Thursday, 19 August 2010

Faith School Menace?


Last evening I tuned in to watch Richard Dawkins's programme Faith School Menace? on More4. As ever, the self-appointed Archpriest of Atheism came across as smug, ill-informed and, frankly, unpleasant in the face of a popular, respected, government-backed, time-honoured, successful British institution. For the guts to attack such an institution, Dawkins should at least be credited, but it may not surprise you to find out that I think his entire thesis fundamentally flawed.

Dawkins's line was that 2/3rds of UK Primary Schools are now Faith Schools - in that they can 'discriminate' on grounds of faith, and that they can formulate their own syllabus for Religious Education. This, he claims, is an accident of history: a hang-over from a 1960s policy when the Church of England was contributing towards the cost of such schools. Dawkins further claims that the last government, under Tony Blair and with Charles Clarke in Education, 'went the wrong way' by establishing Faith Schools of other faiths, rather than reigning-in the entire project and calling it a day.

Charles Clarke made a weak but fair plea that this New Labour initiative sought to redress the balance of Christian-only Faith Schools, but admitted that he was, himself, a convert (I know!) to the concept of Faith Schools. Clarke went on to state that his main reason for strengthening the position of Faith Schools was based on a fear of voting reprisals should they be abolished.

Dawkins sought out every expert he could to explain why Faith Schools seem to do better than non-Faith Schools - apparently this is due to pushy parents, not excellent teachers, better facilities or a safer and more productive working environment. I'd like to see him make such a statement in the Staff Room of any Faith School.

Furthermore, he went on to assist the claim (with the help of a couple of parents) that the Catholic Church is happy to accept bribes - albeit in the form of donations for 'the church roof' - and that the Church of England does nothing to discourage non-believers from converting for the sake of their children's education. Both of these claims are scandalous. The fact that Prof. Dawkins had to make it very clear that the clergy in question denied all such accusations and that the process under scrutiny was, in fact, independent of the parish or church in question, merely goes to show how weak and petty his argument is. It is, however, a sad fact that the portrayal of his thesis went pretty well unharmed by this information.

There is little point in challenging Dawkins's views on Faith Schools. They are widely published (endlessly so, in fact) by him and atheist organizations. What I would like to do, however, is to salute the work of those who - despite this man's efforts - make the education of our children better, stronger, and more closely orientated towards a life with Jesus Christ. The facts and figures prove that Faith Schools are an important part of the life of British culture and society and that they contribute to a flourishing and succesful sector of the education of children. Furthermore, those non-Faith Schools that open their doors to faith leaders are truly giving their children the chance to make their own decisions.
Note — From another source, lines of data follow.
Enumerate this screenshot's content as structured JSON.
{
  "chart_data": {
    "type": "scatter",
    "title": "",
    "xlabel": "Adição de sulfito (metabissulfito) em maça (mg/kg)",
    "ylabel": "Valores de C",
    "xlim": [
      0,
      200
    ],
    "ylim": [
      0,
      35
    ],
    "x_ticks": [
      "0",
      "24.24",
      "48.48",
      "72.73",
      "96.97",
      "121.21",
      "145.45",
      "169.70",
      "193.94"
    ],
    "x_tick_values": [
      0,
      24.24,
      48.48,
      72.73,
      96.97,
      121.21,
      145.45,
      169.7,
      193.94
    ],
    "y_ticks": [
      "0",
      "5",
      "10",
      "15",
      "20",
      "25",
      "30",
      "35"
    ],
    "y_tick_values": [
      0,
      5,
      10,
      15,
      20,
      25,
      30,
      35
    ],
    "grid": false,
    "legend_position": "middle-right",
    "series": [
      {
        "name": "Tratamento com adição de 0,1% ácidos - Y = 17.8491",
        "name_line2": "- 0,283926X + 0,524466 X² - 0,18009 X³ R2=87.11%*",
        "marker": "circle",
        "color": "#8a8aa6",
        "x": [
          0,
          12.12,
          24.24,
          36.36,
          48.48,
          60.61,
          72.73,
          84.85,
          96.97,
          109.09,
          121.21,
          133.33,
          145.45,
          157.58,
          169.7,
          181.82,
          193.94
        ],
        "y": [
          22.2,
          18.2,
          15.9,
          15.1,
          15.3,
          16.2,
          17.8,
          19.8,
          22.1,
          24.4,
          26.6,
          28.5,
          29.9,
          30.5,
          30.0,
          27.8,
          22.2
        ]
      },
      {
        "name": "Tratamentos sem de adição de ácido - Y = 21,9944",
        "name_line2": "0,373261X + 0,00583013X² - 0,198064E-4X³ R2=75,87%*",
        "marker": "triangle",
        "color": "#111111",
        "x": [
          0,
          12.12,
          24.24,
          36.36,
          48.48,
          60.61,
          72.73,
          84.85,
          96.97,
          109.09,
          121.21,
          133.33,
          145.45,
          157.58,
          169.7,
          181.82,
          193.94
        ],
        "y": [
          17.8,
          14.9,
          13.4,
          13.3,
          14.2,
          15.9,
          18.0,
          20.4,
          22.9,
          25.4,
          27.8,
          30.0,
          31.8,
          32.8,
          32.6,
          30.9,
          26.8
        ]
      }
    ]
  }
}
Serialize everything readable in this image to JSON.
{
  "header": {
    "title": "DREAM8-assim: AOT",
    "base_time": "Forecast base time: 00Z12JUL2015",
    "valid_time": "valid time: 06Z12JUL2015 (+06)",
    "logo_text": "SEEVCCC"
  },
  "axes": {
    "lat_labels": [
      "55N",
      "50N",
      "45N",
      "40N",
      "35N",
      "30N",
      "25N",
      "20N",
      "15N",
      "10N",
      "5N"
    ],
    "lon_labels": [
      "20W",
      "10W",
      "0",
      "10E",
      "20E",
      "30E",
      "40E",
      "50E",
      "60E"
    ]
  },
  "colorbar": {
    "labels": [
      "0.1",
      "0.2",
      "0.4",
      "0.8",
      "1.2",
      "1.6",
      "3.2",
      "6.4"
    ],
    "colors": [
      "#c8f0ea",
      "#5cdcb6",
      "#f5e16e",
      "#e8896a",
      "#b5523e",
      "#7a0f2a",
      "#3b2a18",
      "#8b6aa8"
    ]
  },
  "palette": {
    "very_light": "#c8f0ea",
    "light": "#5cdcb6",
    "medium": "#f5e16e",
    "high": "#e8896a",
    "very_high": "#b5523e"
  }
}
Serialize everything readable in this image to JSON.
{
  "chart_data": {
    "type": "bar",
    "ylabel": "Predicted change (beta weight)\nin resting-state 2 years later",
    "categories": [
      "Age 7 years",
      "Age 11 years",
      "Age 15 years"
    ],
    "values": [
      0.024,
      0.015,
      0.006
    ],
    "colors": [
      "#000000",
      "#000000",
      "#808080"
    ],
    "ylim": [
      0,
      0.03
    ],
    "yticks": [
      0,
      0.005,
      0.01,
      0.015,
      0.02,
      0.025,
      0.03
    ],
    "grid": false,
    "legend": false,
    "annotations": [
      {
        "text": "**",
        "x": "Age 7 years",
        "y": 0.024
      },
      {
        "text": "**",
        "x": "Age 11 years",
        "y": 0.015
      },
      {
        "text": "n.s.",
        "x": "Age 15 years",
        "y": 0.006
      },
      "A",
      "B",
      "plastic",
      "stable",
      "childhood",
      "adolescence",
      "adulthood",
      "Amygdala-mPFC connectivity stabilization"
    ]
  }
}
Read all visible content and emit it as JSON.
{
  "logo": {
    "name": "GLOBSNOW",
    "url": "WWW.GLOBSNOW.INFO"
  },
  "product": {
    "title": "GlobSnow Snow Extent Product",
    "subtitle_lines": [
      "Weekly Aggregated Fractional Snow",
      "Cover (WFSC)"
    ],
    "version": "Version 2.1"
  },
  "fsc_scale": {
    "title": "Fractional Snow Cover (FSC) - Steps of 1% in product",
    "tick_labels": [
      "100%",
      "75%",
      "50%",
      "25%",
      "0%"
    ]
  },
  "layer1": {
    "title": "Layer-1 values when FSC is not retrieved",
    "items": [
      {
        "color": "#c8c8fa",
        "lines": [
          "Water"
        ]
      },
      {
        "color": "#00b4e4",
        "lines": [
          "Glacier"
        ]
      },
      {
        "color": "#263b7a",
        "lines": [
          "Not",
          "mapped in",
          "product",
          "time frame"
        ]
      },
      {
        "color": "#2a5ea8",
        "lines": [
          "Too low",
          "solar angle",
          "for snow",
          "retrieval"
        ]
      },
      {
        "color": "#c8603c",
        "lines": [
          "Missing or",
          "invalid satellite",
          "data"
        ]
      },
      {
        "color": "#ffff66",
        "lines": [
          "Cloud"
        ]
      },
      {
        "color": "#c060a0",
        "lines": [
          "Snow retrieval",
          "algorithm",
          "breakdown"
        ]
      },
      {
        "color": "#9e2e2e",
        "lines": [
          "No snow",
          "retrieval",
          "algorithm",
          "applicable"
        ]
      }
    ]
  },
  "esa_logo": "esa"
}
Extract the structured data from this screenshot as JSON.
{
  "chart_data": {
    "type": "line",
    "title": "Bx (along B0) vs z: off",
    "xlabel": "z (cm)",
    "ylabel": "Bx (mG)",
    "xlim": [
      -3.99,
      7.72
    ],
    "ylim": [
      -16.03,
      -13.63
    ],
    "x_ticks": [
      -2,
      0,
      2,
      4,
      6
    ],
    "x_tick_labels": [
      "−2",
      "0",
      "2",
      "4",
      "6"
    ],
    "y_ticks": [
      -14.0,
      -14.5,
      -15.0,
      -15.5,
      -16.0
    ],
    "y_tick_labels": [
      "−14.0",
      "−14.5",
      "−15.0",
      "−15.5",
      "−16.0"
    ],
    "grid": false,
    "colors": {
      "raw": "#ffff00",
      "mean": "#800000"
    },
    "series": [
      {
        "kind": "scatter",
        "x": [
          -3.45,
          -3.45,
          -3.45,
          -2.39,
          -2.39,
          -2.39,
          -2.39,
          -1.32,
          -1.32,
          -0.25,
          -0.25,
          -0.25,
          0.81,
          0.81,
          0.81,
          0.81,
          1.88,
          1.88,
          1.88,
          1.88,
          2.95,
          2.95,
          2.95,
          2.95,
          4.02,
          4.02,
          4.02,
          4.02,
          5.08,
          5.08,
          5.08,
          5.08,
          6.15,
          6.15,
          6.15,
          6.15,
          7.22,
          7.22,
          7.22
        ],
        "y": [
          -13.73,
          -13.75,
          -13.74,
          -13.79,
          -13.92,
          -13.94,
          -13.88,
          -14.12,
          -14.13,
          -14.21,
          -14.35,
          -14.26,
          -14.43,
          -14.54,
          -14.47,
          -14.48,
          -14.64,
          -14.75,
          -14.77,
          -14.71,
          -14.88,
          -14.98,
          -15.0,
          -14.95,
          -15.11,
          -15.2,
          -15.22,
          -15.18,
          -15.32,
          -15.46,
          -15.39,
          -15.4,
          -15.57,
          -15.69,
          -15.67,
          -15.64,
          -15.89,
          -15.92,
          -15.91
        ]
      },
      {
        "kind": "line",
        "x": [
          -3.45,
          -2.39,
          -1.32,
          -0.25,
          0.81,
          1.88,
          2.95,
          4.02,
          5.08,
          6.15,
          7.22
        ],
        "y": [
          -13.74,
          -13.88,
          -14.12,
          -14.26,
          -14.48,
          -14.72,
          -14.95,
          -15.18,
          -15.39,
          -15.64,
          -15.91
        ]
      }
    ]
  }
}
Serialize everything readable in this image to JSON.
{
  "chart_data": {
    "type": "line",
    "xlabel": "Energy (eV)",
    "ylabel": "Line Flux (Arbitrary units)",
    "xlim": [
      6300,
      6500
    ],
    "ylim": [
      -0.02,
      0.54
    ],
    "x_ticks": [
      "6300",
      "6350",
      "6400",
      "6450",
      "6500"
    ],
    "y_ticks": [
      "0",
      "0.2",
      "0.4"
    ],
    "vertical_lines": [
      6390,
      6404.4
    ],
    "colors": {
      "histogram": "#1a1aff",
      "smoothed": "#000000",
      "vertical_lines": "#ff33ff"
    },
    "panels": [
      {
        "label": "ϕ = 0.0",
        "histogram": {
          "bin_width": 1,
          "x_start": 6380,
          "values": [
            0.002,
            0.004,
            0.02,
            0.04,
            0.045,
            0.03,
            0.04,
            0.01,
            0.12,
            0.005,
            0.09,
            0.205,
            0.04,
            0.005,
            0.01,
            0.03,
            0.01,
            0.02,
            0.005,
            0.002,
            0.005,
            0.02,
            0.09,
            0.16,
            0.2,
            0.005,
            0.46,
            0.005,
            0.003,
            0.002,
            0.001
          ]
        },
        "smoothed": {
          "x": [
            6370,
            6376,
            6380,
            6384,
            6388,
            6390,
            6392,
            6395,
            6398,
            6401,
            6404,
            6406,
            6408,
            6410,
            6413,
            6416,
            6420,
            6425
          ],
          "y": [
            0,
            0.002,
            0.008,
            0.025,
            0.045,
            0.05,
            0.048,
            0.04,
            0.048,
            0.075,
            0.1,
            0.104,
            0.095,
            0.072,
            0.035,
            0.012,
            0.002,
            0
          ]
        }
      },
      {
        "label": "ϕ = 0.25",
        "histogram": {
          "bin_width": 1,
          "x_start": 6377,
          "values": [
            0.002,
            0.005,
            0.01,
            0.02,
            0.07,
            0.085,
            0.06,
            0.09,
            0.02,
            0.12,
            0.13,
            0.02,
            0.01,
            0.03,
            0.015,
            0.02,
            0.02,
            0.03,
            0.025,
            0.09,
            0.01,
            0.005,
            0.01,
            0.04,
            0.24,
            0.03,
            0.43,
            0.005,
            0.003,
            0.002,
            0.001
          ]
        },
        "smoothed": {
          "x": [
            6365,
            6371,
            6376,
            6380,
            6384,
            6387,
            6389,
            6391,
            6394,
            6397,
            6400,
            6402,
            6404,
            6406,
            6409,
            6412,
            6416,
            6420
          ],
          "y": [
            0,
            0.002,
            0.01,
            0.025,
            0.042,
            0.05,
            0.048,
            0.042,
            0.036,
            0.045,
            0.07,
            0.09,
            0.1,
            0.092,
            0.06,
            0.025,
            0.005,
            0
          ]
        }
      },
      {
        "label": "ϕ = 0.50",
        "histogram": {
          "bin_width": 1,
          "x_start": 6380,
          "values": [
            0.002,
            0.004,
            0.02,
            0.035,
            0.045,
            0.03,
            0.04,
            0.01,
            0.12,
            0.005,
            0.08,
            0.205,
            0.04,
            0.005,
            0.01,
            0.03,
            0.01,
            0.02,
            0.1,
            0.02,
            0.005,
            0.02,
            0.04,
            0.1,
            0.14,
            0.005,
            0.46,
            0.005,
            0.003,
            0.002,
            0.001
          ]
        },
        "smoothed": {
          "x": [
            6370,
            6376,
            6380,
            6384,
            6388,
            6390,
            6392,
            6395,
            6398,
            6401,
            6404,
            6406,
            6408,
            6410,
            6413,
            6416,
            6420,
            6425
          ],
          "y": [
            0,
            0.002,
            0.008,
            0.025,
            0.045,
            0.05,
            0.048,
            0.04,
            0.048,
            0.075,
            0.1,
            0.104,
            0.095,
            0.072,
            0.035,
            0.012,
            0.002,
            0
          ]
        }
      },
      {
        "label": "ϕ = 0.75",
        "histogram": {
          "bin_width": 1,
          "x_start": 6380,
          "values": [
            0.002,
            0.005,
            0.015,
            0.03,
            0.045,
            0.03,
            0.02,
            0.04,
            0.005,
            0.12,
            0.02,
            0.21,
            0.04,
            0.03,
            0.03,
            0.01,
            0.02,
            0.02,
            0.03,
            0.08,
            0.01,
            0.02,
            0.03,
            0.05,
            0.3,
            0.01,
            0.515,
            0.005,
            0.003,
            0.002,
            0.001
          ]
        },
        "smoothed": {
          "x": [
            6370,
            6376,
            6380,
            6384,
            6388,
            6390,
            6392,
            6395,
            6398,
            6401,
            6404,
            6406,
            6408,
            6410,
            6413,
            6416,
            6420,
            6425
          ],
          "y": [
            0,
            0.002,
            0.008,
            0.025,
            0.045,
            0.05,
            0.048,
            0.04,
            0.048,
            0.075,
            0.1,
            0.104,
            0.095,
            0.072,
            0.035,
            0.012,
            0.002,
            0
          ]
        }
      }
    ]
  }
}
So, to them too we offer our thanks and support in the face of Dawkins's critique.

Richard Dawkins is a member of the University of Oxford: an establishment founded for the training of Catholic priests. He also went to Oundle School, an Anglican public school. If such institutions can produce the likes of him how can he possibly want to abolish them, unless...?

2 comments:

Kentish Man said...

Richard Dawkins - roughly as good at theology as the pictured nun is likely to be at football

Marty said...

Richard Dawkins was reasonable and polite, not at all smug; in a sense the arguments for faith schools because they have "better" results than state schools are similar to those around private education; often better resources, more motivated staff and less challenging pupils. You cannot surely argue against, as he once again demonstrated so effectively at the end, the old jesuit mantra of "give me the child and i will show you the man". And as christians have exploited young peoples natural curiosity with simple, tidy answers, so are muslim faith schools exploiting their charges, again brilliantly demonstrated by his silence when one of the young women acknowledged her desire to become a doctor whilst denying scientific fact. Very revealing, and rather scary exposition of our divided society.